I joined James outside and we went back for another grand tour of the Dealer's Room. I visited the Benbella Books booth and bought Mapping the World of Harry Potter, edited by Mercedes Lackey and Boarding the Enterprise, edited by David Gerrold and Robert J. Sawyer. These are essays about different aspects of those universes. And that ends my planned purchases for this convention, since I suspect James bought me the Pocket Dragon I was describing yesterday, but I won't see that till our anniversary. Although there's a stuffed fox that's very tempting.

We also went across the street to see the second exhibitor's hall and also the actors on the Walk of Fame. Having missed Nicholas Brendan twice now, I could at least see him chatting with his fans! We did pass a bookseller in the second exhibitor's hall who was practically giving away remaindered books; I got an oversized, softcover, 375 glossy paged book on the history of animation from pre-Windsor McKay to Cartoon Network's Adult Swim for only $10.

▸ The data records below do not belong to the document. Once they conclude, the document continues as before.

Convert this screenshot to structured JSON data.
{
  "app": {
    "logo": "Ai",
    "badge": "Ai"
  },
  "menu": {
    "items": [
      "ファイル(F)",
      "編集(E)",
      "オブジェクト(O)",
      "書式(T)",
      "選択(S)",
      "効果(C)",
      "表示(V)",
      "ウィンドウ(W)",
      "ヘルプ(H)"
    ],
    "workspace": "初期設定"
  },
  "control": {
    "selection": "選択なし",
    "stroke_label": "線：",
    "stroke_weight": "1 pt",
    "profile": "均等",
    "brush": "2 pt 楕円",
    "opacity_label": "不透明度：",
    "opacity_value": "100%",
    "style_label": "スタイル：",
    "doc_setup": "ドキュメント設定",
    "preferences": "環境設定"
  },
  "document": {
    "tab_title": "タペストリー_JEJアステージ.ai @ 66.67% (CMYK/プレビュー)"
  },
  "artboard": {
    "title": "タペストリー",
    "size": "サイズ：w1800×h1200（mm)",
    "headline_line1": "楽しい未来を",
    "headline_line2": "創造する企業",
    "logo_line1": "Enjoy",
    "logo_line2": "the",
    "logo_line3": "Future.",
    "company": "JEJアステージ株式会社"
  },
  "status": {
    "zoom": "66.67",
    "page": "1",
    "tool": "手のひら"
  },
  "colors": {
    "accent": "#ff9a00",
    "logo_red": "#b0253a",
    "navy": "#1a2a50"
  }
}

Our final stop of the night was at the American Sci-Fi Panel room where Mark Goddard and Marta Kristen had said they were going to do live commentary on one of the Lost in Space episodes. At the afternoon panel they had indicated the ep would be "A Visit to Hades," one of my favorites, but Goddard really wanted to do commentary on what is considered the worst Lost in Space episode ever made, "The Great Vegetable Rebellion," with the Robinsons, Don West and Dr. Smith facing a killer carrot played by Stanley Adams ("Cyrano Jones" from "The Trouble With Tribbles"). Well, this bad episode is simply a hysterical riot when commented on by Mark Goddard. He kept pointing out the scenes where he had to turn his head away because he was laughing so hard and most of the rest of the cast were fighting hard to keep straight faces. This is an episode I have managed to miss since the first few times I saw it and I had completely forgotten they were throwing a birthday party for the Robot (!!!!!!!!!!) when the story opened, complete with party hats, crepe paper streamers, and the fixings for a birthday cake and punch, evidently the type of things space explorers would take with them upon a mission to colonize Alpha Centauri!!!! From there the story goes completely downhill.

Afterwards Goddard and Kristen answered some questions from an audience out of breath from laughing so hard.

Mark Goddard and Marta Kristen

And then we were on our way home to a singing budgie, a clinging terrier, and properly-working air conditioning.